Mariner called a meeting with the three alter-egos a few days ago. The topic was democracy, though not so much as it is weaponized today. The open question was what situation induces democracy, or inhibits democracy? How do the gears work in the democracy engine?

To be honest, the team had difficulty addressing the topic. In the United States (US) twelve generations have lived under and believed religiously in the political philosophy of democracy. Any substantial thinking is swamped by misperception, rumor, bias and periods when democracy was ignored.

The team used the standard definition of democracy as Wikipedia sees it (links are active should the reader want to delve into specifics):

“Democracy is a form of government in which political power is vested in the people or the population of a state. Under a minimalist definition of democracy, rulers are elected through competitive elections while more expansive or maximalist definitions link democracy to guarantees of civil liberties and human rights in addition to competitive elections.

In a direct democracy, the people have the direct authority to deliberate and decide legislation. In a representative democracy, the people choose governing officials through elections to do so. The definition of “the people” and the ways authority is shared among them or delegated by them have changed over time and at varying rates in different countries. Features of democracy oftentimes include freedom of assembly, association, personal property, freedom of religion and speech, citizenship, consent of the governed, voting rights, freedom from unwarranted governmental deprivation of the right to life and liberty, and minority rights.”

֎ The above description pretty much is a definition of the US Constitution and the Bill of Rights. Amos, the team member who is critical of most human behavior, said “Democracy only works in a perfect world where Earthly bounty is free and available to everyone – otherwise, democracy switches to capitalism. Frankly,” Amos continued, “humans don’t have the self-discipline to sustain a democratic reality.”

As a counterpoint, Nosey Mole, the more conservative member of the team,   immediately proposed the example of the Anabaptist structure as a truer form of democracy saying that it is a one-for-all and all for one democracy with a simple community board of directors and everyone benefits equally in the gross profits of the community.
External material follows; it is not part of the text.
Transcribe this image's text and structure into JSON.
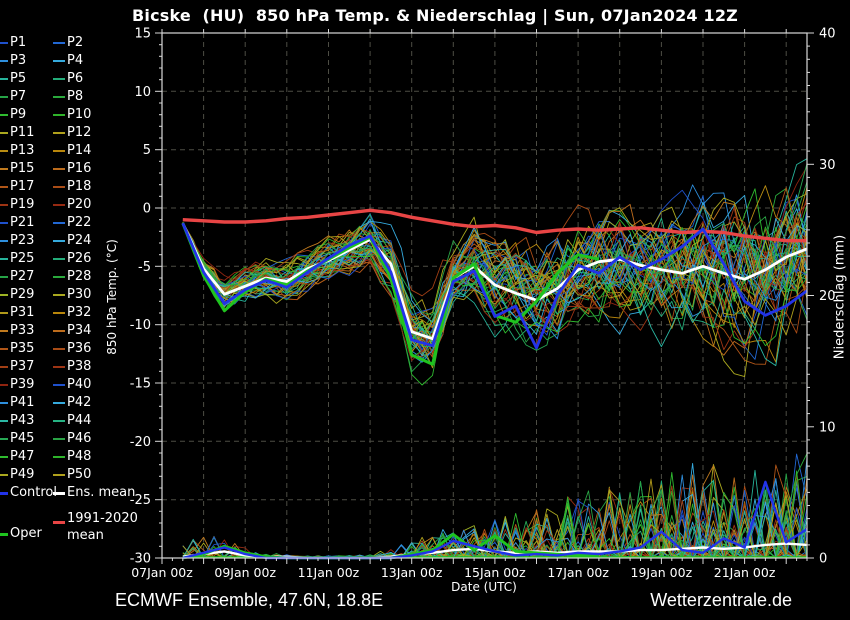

Guru, the philosophical member of the team corrected Nosey saying the Anabaptist government was a theocracy based on the Christian Bible and did not necessarily follow democratic principles. He added “Democracy only works in small locations where the citizens vote directly on the passage of issues, while in larger expanses many citizens elect one representative to represent them when voting on the issues; that is called a republic.”

Nosey countered, “Well, they don’t need Social Security!”.

Mariner, the romantic naturalist, suggested that democracy is a manifestation of the times, that it is a reaction to a given state of affairs involving population, weather, economics and geographical conditions. “For example”, he said, “the leaders of the newly independent United States suddenly inherited massive amounts of territory, had no established rule over three quarters of the continent, still remembered the authoritarianism of the European Monarchs and suddenly inherited much more wealth than the population of 2.7 million needed. Some form of democracy was their only choice.”

“The Bill of Rights is the weak spot.” Amos said. “It’s a fantasy list of good times that doesn’t mix with natural herd behavior – it’s what benefits the herd that counts, not what benefits the individual.”

Mariner broke in and said, “It’s obvious the team will have to set another meeting to continue this discussion of democracy.”